O más bien, su rostro estaba oculto por una máscara. Pero no una máscara de goma o plástico. Era una máscara de hojas secas. Millares de ellas, pegadas y superpuestas, formando una superficie rugosa y marrón que se curvaba en la forma de un cráneo humano. Los huecos de los ojos eran solo agujeros oscuros, y del orificio de la boca brotaba una única y larga hebra de cabello seco y pajizo.
Dustin no gritó. La voz se le había quedado atascada, un gran grumo de miedo en la garganta. La figura, el Hombre de la Máscara de Hojas Secas, alzó una mano. Era tan delgada que parecía una rama desnuda. En su palma, sostenía una pequeña bolsa de papel marrón. La bolsa estaba grasienta y oscura.

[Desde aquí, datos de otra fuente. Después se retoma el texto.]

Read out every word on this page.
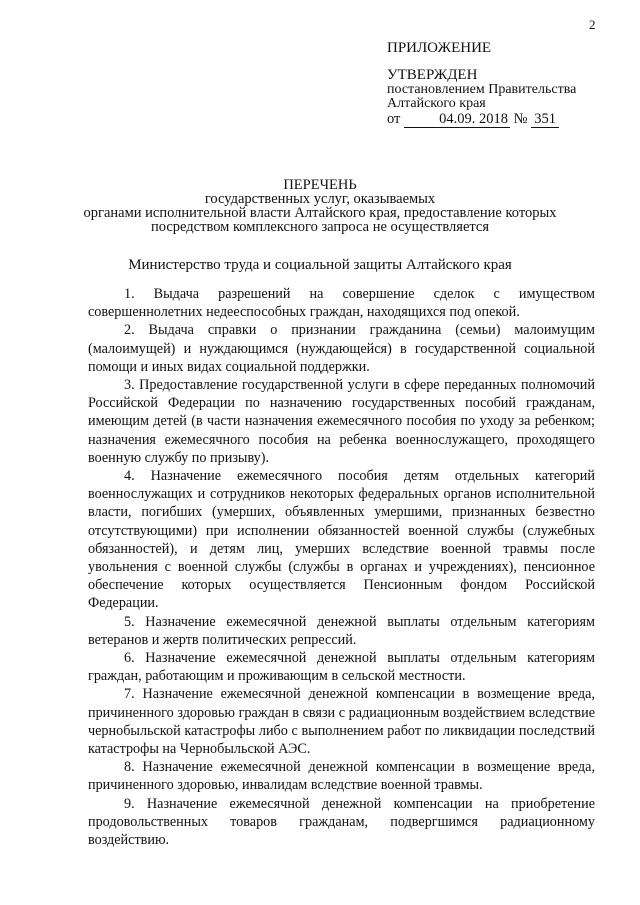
2
ПРИЛОЖЕНИЕ
УТВЕРЖДЕН
постановлением Правительства
Алтайского края
от	04.09. 2018 № 351
ПЕРЕЧЕНЬ
государственных услуг, оказываемых
органами исполнительной власти Алтайского края, предоставление которых
посредством комплексного запроса не осуществляется
Министерство труда и социальной защиты Алтайского края

1. Выдача разрешений на совершение сделок с имуществом совершеннолетних недееспособных граждан, находящихся под опекой.

2. Выдача справки о признании гражданина (семьи) малоимущим (малоимущей) и нуждающимся (нуждающейся) в государственной социальной помощи и иных видах социальной поддержки.

3. Предоставление государственной услуги в сфере переданных полномочий Российской Федерации по назначению государственных пособий гражданам, имеющим детей (в части назначения ежемесячного пособия по уходу за ребенком; назначения ежемесячного пособия на ребенка военнослужащего, проходящего военную службу по призыву).

4. Назначение ежемесячного пособия детям отдельных категорий военнослужащих и сотрудников некоторых федеральных органов исполнительной власти, погибших (умерших, объявленных умершими, признанных безвестно отсутствующими) при исполнении обязанностей военной службы (служебных обязанностей), и детям лиц, умерших вследствие военной травмы после увольнения с военной службы (службы в органах и учреждениях), пенсионное обеспечение которых осуществляется Пенсионным фондом Российской Федерации.

5. Назначение ежемесячной денежной выплаты отдельным категориям ветеранов и жертв политических репрессий.

6. Назначение ежемесячной денежной выплаты отдельным категориям граждан, работающим и проживающим в сельской местности.

7. Назначение ежемесячной денежной компенсации в возмещение вреда, причиненного здоровью граждан в связи с радиационным воздействием вследствие чернобыльской катастрофы либо с выполнением работ по ликвидации последствий катастрофы на Чернобыльской АЭС.

8. Назначение ежемесячной денежной компенсации в возмещение вреда, причиненного здоровью, инвалидам вследствие военной травмы.

9. Назначение ежемесячной денежной компенсации на приобретение продовольственных товаров гражданам, подвергшимся радиационному воздействию.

"Dulce o truco," susurró la figura. Su voz era el susurro de la fricción, como si las hojas en su rostro estuvieran secándose y desmoronándose con cada palabra.
Era seca. Era paciente. Era la voz de algo que había esperado allí por mucho, mucho tiempo.
Dustin, sin pensar, dio un paso adelante. Estiró la mano. Su cerebro no estaba funcionando; solo quedaba la obediencia estúpida del niño que ha sido condicionado a tomar el dulce que le ofrecen.
Cuando sus dedos rozaron la bolsa, la figura se movió. No rápidamente, sino con una lentitud deliberada, antinatural, como si el tiempo se hubiera espesado solo para ellos.
El Hombre de la Máscara de Hojas Secas se inclinó, y en el momento en que Dustin pudo oler el aliento bajo la máscara —un olor a tierra, a raíces y a una humedad antigua— el ser murmuró algo que sonó como una confesión.
"El truco es... que siempre es dulce."
Y luego, la mano de hojas secas de la criatura se cerró sobre la muñeca de Dustin. No dolía. No al principio. La sensación fue más como la de miles de arañas diminutas y crujientes que se hundían en su piel. Las hojas secas de la máscara comenzaron a temblar, no por el viento, sino por una risa silenciosa.
Detrás de él, Mikey finalmente gritó. Un sonido agudo y desgarrado que se perdió en la bruma de las luces de Halloween.
Dustin sintió un tirón. No hacia la casa. Hacia la calabaza. La luz naranja pulsante se intensificó hasta volverse dolorosa. Y cuando la figura comenzó a arrastrarlo, Dustin vio que la bolsa que había dejado caer no estaba vacía. No, la bolsa contenía un único y pequeño ojo húmedo, que lo miraba con una expresión de súplica silenciosa, antes de que el porche de la casa de Abernathy, el lugar donde la última tarde de octubre nunca terminaba, lo tragara.